Interfaculty Institute for Genetics and Functional Genomics, University Medicine Greifswald. Felix-Hausdorff-Str. 8, Greifswald 17475, Germany.
J Proteomics. 2019 Feb 20;193:154-161. doi: 10.1016/j.jprot.2018.10.005. Epub 2018 Oct 12.

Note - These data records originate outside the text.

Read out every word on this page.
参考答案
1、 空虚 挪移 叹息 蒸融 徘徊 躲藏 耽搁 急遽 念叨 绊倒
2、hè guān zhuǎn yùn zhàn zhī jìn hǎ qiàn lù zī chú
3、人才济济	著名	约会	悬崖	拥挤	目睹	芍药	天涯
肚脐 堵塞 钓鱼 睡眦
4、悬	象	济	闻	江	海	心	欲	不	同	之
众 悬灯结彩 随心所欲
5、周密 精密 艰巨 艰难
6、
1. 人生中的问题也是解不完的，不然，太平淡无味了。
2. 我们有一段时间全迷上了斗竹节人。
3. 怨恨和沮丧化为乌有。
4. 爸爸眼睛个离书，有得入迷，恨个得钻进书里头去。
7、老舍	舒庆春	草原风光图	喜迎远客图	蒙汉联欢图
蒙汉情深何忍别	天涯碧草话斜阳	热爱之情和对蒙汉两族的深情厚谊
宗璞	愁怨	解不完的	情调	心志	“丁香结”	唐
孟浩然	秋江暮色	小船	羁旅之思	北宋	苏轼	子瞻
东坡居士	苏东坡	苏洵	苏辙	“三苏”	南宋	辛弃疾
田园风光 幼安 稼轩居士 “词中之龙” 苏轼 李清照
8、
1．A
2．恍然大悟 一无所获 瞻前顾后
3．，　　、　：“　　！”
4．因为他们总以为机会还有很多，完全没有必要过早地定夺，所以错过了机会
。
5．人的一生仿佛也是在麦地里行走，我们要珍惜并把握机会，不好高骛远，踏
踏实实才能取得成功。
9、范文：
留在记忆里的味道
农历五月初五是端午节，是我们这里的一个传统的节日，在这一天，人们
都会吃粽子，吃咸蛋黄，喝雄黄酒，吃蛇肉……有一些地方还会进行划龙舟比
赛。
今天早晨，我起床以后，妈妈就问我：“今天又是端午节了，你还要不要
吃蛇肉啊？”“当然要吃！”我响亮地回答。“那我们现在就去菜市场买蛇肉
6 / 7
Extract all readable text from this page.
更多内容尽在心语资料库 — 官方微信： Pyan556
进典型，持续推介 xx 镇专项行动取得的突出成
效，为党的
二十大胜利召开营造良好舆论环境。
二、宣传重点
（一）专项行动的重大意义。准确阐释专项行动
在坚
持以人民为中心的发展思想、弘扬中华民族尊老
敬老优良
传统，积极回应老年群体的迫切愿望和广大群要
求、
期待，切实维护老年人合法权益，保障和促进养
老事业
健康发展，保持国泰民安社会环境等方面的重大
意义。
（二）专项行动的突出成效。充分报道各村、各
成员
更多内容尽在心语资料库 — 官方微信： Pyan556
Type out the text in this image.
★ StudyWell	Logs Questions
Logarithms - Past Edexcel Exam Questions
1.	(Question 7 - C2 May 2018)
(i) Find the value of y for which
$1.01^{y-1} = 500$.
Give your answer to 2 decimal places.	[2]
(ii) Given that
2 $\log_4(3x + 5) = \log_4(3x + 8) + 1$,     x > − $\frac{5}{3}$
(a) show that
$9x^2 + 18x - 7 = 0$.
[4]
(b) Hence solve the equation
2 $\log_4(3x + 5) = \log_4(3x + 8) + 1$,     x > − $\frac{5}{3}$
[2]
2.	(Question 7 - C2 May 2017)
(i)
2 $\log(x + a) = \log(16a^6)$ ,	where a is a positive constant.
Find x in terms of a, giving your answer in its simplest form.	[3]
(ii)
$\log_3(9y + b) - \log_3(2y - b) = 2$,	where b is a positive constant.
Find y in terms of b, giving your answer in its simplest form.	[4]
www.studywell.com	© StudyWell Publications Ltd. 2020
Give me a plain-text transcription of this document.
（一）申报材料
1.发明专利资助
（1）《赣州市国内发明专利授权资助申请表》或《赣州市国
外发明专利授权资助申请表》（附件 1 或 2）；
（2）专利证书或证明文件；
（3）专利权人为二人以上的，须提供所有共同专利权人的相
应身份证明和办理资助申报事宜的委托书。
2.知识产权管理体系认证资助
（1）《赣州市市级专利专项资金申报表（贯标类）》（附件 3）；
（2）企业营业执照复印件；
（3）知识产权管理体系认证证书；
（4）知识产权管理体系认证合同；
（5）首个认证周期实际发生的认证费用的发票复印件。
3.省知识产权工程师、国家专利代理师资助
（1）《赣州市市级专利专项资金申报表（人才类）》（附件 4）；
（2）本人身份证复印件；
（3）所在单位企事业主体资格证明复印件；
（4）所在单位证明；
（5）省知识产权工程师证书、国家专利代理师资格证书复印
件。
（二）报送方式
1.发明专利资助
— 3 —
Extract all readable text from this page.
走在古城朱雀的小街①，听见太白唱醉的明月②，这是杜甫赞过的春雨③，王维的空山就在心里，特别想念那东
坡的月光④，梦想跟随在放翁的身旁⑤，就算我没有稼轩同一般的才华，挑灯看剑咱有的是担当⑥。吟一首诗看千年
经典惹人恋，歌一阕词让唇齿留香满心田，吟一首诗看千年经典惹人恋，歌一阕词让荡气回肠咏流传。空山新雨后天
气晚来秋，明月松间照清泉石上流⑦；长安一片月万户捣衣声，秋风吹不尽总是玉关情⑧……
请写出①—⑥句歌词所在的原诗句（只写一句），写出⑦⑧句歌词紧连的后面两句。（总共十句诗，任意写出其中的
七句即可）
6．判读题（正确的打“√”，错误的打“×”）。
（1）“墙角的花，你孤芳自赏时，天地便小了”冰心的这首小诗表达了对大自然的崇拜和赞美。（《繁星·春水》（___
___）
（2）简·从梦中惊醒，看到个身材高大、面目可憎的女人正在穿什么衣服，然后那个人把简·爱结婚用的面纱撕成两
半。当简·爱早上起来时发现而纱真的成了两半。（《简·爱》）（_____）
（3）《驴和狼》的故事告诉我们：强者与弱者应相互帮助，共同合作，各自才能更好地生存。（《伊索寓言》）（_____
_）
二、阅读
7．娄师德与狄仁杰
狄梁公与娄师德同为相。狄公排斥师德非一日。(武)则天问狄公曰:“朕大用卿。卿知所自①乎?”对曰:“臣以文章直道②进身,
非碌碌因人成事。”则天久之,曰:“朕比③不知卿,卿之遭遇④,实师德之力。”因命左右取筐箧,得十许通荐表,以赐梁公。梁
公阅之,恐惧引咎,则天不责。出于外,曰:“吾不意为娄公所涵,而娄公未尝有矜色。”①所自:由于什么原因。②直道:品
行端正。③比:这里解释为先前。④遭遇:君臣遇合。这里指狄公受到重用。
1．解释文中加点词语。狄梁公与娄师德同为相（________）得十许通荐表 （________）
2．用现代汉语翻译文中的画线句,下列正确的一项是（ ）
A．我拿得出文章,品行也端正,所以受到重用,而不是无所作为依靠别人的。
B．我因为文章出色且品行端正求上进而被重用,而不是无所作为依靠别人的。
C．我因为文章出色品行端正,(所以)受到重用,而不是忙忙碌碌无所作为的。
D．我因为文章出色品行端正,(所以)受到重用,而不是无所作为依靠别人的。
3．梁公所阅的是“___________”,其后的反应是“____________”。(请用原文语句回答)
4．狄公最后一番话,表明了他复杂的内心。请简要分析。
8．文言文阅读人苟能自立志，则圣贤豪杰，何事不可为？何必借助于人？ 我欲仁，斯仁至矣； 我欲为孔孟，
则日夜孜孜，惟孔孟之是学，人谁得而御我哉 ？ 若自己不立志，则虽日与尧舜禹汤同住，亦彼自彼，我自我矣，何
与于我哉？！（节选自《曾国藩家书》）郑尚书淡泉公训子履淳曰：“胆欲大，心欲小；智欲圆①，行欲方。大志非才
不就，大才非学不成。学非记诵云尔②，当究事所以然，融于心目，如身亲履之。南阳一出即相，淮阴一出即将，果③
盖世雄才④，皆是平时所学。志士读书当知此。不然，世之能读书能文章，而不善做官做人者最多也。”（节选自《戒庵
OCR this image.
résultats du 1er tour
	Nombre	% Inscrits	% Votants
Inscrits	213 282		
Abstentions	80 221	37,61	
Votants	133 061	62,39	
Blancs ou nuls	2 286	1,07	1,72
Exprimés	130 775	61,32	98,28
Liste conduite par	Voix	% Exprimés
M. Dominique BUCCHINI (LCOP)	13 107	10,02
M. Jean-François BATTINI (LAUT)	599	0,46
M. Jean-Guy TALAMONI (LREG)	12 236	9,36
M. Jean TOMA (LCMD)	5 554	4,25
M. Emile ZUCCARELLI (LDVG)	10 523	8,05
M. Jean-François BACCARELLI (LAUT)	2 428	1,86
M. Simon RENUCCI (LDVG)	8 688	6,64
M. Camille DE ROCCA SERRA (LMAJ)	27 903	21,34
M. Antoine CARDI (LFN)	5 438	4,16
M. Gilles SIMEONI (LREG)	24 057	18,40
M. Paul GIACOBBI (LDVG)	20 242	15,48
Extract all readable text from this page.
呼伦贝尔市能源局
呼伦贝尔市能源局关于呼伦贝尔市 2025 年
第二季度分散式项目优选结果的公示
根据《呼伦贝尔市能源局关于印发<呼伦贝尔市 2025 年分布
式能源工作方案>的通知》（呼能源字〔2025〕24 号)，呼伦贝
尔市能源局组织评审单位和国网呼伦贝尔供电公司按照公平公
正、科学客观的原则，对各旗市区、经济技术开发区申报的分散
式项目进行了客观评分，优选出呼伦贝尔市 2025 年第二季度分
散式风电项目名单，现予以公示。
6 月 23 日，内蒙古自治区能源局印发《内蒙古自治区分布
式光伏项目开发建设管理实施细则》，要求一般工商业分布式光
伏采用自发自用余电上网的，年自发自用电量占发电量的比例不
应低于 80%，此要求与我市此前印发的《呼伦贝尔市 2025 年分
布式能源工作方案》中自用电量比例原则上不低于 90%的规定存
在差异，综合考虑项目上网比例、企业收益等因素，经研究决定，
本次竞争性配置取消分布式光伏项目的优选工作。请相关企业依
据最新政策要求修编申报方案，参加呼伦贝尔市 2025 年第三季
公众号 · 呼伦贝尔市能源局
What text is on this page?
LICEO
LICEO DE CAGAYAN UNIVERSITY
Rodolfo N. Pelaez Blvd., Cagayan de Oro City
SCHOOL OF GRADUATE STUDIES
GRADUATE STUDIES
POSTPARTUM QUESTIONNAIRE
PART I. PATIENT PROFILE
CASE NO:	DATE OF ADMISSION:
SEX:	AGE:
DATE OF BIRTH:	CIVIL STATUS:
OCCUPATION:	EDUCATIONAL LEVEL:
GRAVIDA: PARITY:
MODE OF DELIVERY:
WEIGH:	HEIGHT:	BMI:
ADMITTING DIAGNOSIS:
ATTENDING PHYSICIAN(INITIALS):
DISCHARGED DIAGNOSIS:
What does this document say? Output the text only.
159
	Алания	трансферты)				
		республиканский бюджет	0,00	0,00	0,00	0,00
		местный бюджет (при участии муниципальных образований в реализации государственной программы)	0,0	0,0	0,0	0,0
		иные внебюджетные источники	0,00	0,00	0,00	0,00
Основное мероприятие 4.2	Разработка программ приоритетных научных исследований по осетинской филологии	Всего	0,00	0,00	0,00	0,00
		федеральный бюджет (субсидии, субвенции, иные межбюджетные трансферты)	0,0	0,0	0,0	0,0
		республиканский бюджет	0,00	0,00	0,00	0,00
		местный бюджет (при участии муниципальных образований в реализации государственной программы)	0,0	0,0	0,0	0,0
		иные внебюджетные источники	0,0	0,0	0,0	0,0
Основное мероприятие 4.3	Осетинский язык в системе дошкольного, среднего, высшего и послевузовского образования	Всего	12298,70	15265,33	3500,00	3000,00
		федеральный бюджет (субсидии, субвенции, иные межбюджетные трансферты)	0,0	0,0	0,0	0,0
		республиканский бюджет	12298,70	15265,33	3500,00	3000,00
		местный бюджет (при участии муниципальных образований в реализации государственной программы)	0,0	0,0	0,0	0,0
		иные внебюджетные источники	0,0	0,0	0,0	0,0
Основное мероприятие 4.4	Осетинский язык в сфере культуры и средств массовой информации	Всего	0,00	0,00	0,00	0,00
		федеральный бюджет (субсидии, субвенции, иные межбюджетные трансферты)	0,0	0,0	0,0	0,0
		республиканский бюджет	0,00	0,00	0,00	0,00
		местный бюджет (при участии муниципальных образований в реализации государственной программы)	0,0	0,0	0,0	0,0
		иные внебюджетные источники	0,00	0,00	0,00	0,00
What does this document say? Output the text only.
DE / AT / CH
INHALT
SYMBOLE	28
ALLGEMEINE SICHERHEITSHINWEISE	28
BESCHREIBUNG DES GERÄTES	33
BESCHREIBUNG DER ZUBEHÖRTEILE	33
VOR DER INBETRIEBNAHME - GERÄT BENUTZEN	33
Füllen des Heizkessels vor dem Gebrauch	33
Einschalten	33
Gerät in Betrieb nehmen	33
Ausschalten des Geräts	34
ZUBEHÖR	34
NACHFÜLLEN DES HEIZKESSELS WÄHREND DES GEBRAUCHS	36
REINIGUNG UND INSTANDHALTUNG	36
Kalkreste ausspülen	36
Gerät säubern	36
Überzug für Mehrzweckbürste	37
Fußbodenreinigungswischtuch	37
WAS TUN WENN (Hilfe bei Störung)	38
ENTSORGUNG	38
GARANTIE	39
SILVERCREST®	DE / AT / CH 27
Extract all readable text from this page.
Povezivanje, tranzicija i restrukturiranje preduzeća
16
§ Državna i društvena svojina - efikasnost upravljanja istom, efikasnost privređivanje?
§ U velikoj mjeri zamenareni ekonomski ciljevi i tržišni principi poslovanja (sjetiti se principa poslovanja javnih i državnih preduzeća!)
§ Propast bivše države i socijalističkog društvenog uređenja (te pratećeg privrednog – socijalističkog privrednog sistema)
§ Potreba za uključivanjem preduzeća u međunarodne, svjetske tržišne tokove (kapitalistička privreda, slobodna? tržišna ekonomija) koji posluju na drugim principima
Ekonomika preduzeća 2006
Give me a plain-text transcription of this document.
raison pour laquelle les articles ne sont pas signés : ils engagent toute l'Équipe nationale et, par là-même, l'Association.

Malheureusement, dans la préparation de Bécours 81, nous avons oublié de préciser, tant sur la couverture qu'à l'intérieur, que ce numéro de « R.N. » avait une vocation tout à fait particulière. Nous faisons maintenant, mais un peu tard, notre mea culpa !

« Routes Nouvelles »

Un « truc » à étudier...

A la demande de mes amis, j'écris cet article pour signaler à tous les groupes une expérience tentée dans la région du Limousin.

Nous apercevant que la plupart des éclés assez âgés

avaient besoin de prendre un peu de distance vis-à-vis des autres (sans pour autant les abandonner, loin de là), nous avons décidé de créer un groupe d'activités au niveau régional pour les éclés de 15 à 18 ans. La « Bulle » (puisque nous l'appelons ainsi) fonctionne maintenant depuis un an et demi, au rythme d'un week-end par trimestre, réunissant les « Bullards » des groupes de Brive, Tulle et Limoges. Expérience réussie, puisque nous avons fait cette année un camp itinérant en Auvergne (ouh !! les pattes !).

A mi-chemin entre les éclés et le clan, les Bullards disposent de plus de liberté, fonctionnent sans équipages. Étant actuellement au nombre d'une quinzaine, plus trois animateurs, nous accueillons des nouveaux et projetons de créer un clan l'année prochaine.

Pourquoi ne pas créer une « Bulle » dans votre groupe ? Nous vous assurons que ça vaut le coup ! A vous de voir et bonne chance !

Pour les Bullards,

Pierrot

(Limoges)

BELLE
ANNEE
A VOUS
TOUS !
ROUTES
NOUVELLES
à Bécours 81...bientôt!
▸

Methicillin-resistant Staphylococcus aureus (MRSA) originally emerged in nosocomial settings and has subsequently spread into the community. In turn, community-associated (CA) MRSA lineages are nowadays introduced from the community into hospitals where they can cause hospital-associated (HA) infections. This raises the question of how the CA-MRSA lineages adapt to the hospital environment. Previous studies implicated particular virulence factors in the CA-behaviour of MRSA. However, we hypothesized that physiological changes may also impact staphylococcal epidemiology. With the aim to identify potential metabolic adaptations, we comparatively profiled the cytosolic proteomes of CA- and HA-isolates from the USA300 lineage that was originally identified as CA-MRSA. Interestingly, enzymes for gluconeogenesis, the tricarboxylic acid cycle and biosynthesis of amino acids are up-regulated in the investigated CA-MRSA isolates, while enzymes for glycolysis and the pentose phosphate pathway are up-regulated in the HA-MRSA isolates. Of note, these data apparently match with the clinical presentation of each group. These observations spark interest in central carbon metabolism as a key driver for adaptations that streamline MRSA for propagation in the community or the hospital.
耐甲氧西林金黄色葡萄球菌(MRSA)最初出现在医院环境中,随后传播到社区。相反,现在社区相关(CA)MRSA 谱系从社区引入医院,在那里它们可能导致医院相关(HA)感染。这就提出了一个问题,即 CA-MRSA 谱系如何适应医院环境。先前的研究表明,某些毒力因子与 MRSA 的 CA 行为有关。然而,我们假设生理变化也可能影响葡萄球菌的流行病学。为了确定潜在的代谢适应,我们比较了源自美国 300 谱系的 CA 和 HA 分离株的细胞质蛋白质组,该谱系最初被确定为 CA-MRSA。有趣的是,参与糖异生、三羧酸循环和氨基酸生物合成的酶在研究的 CA-MRSA 分离株中上调,而参与糖酵解和戊糖磷酸途径的酶在 HA-MRSA 分离株中上调。值得注意的是,这些数据显然与每组的临床表现相匹配。这些观察结果引发了人们对中心碳代谢的兴趣,认为它是推动 MRSA 在社区或医院中传播的关键驱动力。